Domestic electric oven (with broiler on top).

What's most important to you: crust, sauce, or cheese?

Oh man, that's impossible to answer! It's an amalgamation of the three (although pizza can be great without sauce at all). When I'm making pizza, I probably obsess more about the crust than anything.

Anything you'd like to get off your chest regarding pizza?

Nothing that I haven't already ranted way too much about already. You know, VPN blahblahblah, authentic, blahblahblah. :)

What one thing should NEVER go on a pizza?

Raw bell peppers or corn. I used to put sliced bell peppers on my pizza all the time. I know better now.

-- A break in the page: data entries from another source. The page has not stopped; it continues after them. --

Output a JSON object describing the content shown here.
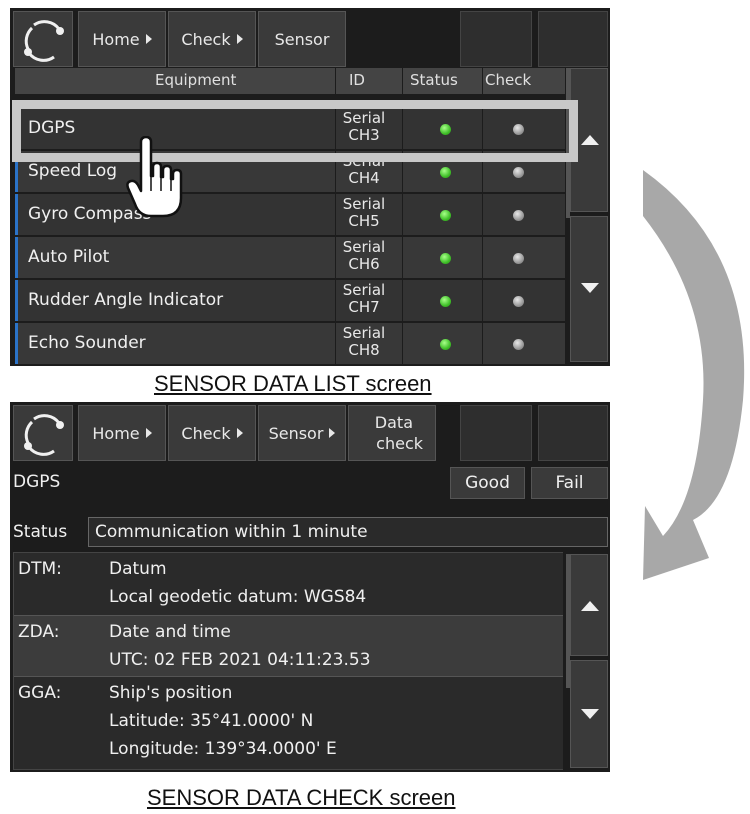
{
  "list_screen": {
    "breadcrumb": {
      "home": "Home",
      "check": "Check",
      "sensor": "Sensor"
    },
    "columns": {
      "equipment": "Equipment",
      "id": "ID",
      "status": "Status",
      "check": "Check"
    },
    "rows": [
      {
        "name": "DGPS",
        "serial_top": "Serial",
        "serial_bottom": "CH3"
      },
      {
        "name": "Speed Log",
        "serial_top": "Serial",
        "serial_bottom": "CH4"
      },
      {
        "name": "Gyro Compass",
        "serial_top": "Serial",
        "serial_bottom": "CH5"
      },
      {
        "name": "Auto Pilot",
        "serial_top": "Serial",
        "serial_bottom": "CH6"
      },
      {
        "name": "Rudder Angle Indicator",
        "serial_top": "Serial",
        "serial_bottom": "CH7"
      },
      {
        "name": "Echo Sounder",
        "serial_top": "Serial",
        "serial_bottom": "CH8"
      }
    ],
    "caption": "SENSOR DATA LIST screen"
  },
  "check_screen": {
    "breadcrumb": {
      "home": "Home",
      "check": "Check",
      "sensor": "Sensor",
      "data_top": "Data",
      "data_bottom": "check"
    },
    "equipment": "DGPS",
    "good_label": "Good",
    "fail_label": "Fail",
    "status_label": "Status",
    "status_value": "Communication within 1 minute",
    "sentences": [
      {
        "code": "DTM:",
        "lines": [
          "Datum",
          "Local geodetic datum: WGS84"
        ]
      },
      {
        "code": "ZDA:",
        "lines": [
          "Date and time",
          "UTC: 02 FEB 2021 04:11:23.53"
        ]
      },
      {
        "code": "GGA:",
        "lines": [
          "Ship's position",
          "Latitude: 35°41.0000' N",
          "Longitude: 139°34.0000' E"
        ]
      }
    ],
    "caption": "SENSOR DATA CHECK screen"
  },
  "colors": {
    "accent_bar": "#2b73c8",
    "status_ok": "#3fbf28",
    "check_idle": "#9a9a9a",
    "highlight": "#c8c8c8"
  }
}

Weirdest pizza you've ever eaten?

It's a toss up between between Thai chicken curry pizza (no really!) and some awful hoisin sauce pizza thing. I'm not sure Asian flavours translate well to pizza toppings, but I still want to try a saag paneer pizza someday.

What's the farthest you've traveled for pizza?

The front door for delivery. I'm kidding. I'm lazy and tend to eat what's available in the local area. Ask me again in a few months and the answer might be: crossing the Atlantic.

Why the name "foolishpoolish"?

It comes from "poolish"—a preferment used in baking (sorry, I'm sure all the pizza-makers and home-bakers already knew that).

Strangely, I don't think I've ever used a classic (yeasted) poolish in pizza dough. 'Biga-mister' sounds...well...foolish.